La signature de la méthode indique qu’on s’en tape un peu du type d’objet qu’on passe, du moment que quelque part dans la hiérachie d’héritage on retrouve un objet qui implémente l’interface

Collection

. C’est un écueil que j’ai d’ailleurs déjà eu l’occasion de dénoncer, l’invasion des interfaces en Java. Alors que finalement, l’interface n’a absoluement aucune autre utilité que de s’assurer qu’un objet implémente bien une méthode…

Python et Groovy font les choses bien de ce côté-là en privilégiant l’approche duck-typing. Cette approche est la suivante : si ça caquette comme un canard, que ça ressemble à un canard, alors c’est un canard. L’idée est simple : lors du passge de message, il n’y a pas de vérification du type de l’objet parce qu’on s’en fout, après tout. Tout ce qu’on lui demande, c’est d’avoir la méthode qui va bien, c’est à dire, d’avoir l’air d’un canard.

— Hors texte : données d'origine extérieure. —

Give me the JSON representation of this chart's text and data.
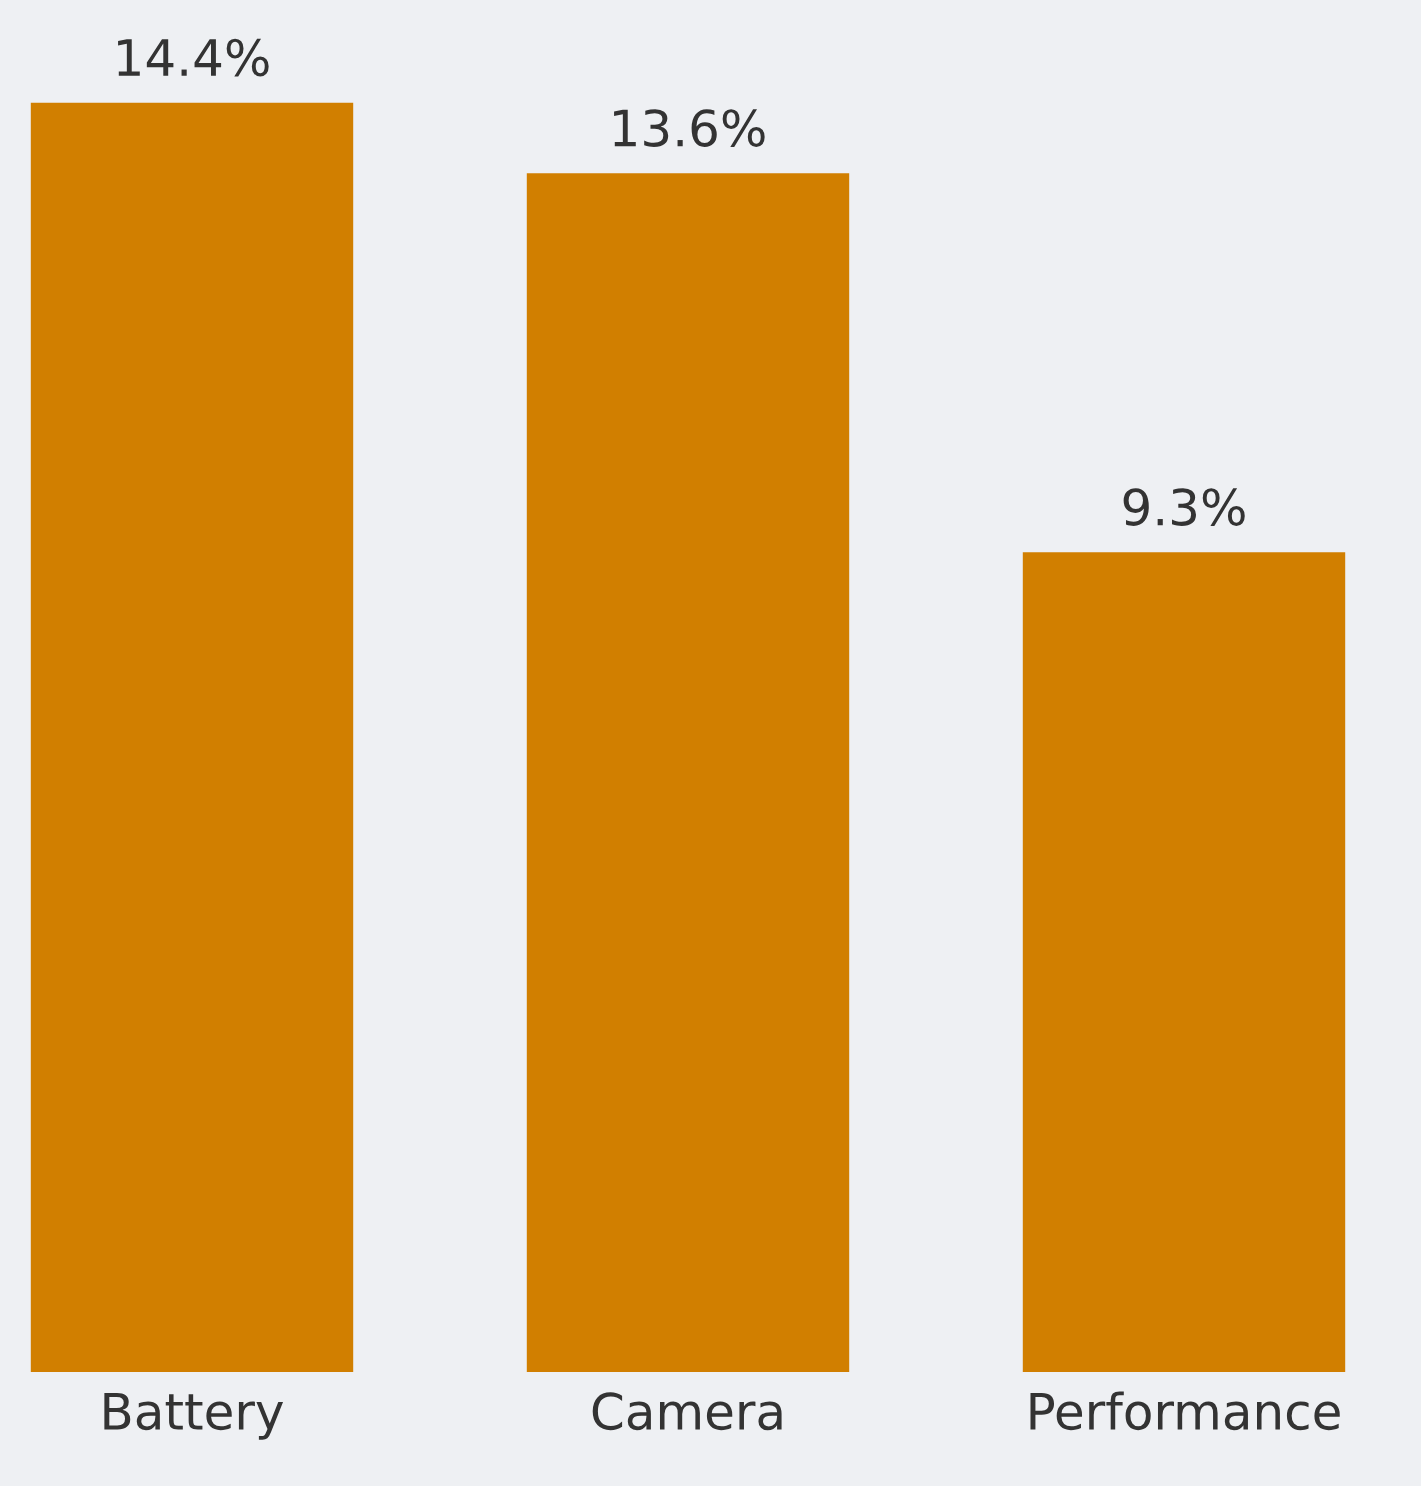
{
  "chart_data": {
    "type": "bar",
    "categories": [
      "Battery",
      "Camera",
      "Performance"
    ],
    "values": [
      14.4,
      13.6,
      9.3
    ],
    "value_labels": [
      "14.4%",
      "13.6%",
      "9.3%"
    ],
    "color": "#d17f00",
    "grid": false,
    "legend": false
  }
}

Groovy s’en sort de manière très gracieuse sur ce point : lorsqu’une méthode d’un objet est appelée, le langage vérifie juste que la méthode existe quelque part dans la hiérarchie d’héritage. Si elle n’existe pas, alors une exception

MissingMethodException

est jetée. En Python, c’est le même principe sauf que l’erreur s’appelle

NotImplementedError

.

En fait, la forme la plus pure de POO que l’on peut trouver dans les langages classiquement cités (C++, C, Java, JavaScript, etc.) est l’approche signaux/slots que l’on retrouve dans Qt. Le principe est simple : une classe définit des types d’evènement qui peuvent survenir, sous la forme d’une signature de méthode (un signal) ainsi des traitements qui seront effectués pour réagir à l’évènement (un slot) :

public slots:
    void setValue(int value);

signals:
    void valueChanged(int newValue);

Après avoir connecté un slot d’un objet au signal d’un autre (un pattern observeur/observable) je peux alors passer des messages à pleins d’objets à la fois. Et la syntaxe est d’ailleurs très expressive :

emit valueChanged(value);

J’emet un message.

Le C♯ est le seul langage où j’ai pu retrouver un mécanisme de ce type avec les event handlers.

Les conséquences

Le problème d’avoir oublié l’aspect passage de messages de l’idée originale d’Alan Kay est que les langages de POO à succès d’aujourd’hui se retrouvent avec des problèmes insolubles en temps normal et qui avaient été résolus par l’approche qu’Alan Kay avait mise en œuvre dans SmallTalk. En souhaitant résoudre ces problèmes, les concepteurs de langages (Java en tête) les cabossent au point de les rendre attrocement complexes (comme nous l’avons vu au-dessus avec la solution des méthodes génériques). Le problème de s’être concentrés sur l’approche objets plutôt que l’approche messages est que, très vite, ils ont beaucoup trop insisté sur l’idée de type et d’héritage. À force de vouloir empêcher le développeur de faire des erreurs en l’obligeant à définir et respecter ses types, ils ont perdu de vue qu’ils empêchaient leur langage de résoudre élégemment des problèmes de programmation plus exotiques. Lorsqu’ils s’en sont rendus compte, ils ont à nouveau choisi le mauvais chemin avec la notion d’interface allant jusqu’à se dire qu’elle se suffisait à elle-même et que l’héritage, finalement, c’était surfait.

Mais c’est oublier une règle fondamentable de la programmation : ce n’est pas au langage de décider ce que le programmeur peut ou ne peut pas faire, mais au programmeur d’être conscient de ce qu’il fait, et de ce que ça implique.

Déjà 7 avis pertinents dans Notes sur la programmation orientée objets

  • cabernet138
    « d’avoir oublié l’aspect passage de messages de l’idée originale d’Alan Key »

    Si cette idée de message était si fondamentale au départ, pourquoi les fondateurs eux-même n’ont pas parlé de « programmation par message » mais bien de « object oriented programming » ?

    Simple question.

  • Cascador
    On fait tous des erreurs, c’est comme ça qu’on progresse et puis c’est de l’inattention rien de gravissime.